2. Consider the other person’s point of view.
As the saying goes, there are three sides to every story; your side, their side, and the truth. Sometimes it’s easier to take a step back and try to understand where the other person is coming from. This is not only helpful to them, but also to you as you can strengthen your side by anticipating how they may respond to certain things. Being open to compromise can help because it prevents issues from resurfacing by allowing both sides to feel that they didn’t yield more than they gained.
3. Make sure you can explain your point of view clearly.
Miscommunication can be the root of all evil in an argument and can even cause the conflict to become bigger. There is no way to fix a problem if you are not clear on what the problem is.
4. Make sure it’s the right place and time
There is a time and place for everything in life and determining this can be difficult. Try to choose a time when you can both talk calmly and there are no other distractions that may prevent you from reaching a solution
5. Control and Communicate emotions
It’s easy to let your emotions take control but when you allow this, you may feel vulnerable and that can cause you to say things you don’t necessarily mean in the heat of the moment. It is important to express how you feel but its best to do so calmly.
6. Avoid direct blame
When you are being blamed for something, your natural instinct is to defend yourself. That’s why in an argument, you should avoid blaming others, and focus the conversation more on expressing how you feel. For example, instead of saying “You hurt me” try saying “I feel hurt.” This expresses the same idea, but in a more effective way.

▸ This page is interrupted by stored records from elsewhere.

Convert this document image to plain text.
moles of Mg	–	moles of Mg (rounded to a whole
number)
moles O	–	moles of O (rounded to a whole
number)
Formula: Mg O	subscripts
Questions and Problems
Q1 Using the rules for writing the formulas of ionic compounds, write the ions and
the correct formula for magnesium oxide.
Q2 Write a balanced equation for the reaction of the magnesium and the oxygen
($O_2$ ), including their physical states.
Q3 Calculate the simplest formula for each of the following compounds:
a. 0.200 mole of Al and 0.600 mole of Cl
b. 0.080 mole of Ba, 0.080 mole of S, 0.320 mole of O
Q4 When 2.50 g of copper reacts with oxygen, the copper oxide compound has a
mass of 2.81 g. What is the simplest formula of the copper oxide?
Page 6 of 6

7. Believe in your relationship
Believe your relationship with the person you are having a disagreement with is strong and important enough to work through your differences. There is no problem that is bigger than any relationship worth having in your life.
The reality of life is that you are going to run into problems with others, it’s a part of human nature. With experience, you will learn how to resolve those differences in a respectful and effective way. The ultimate goal is to solve the problem and these are just a few universal tips to help.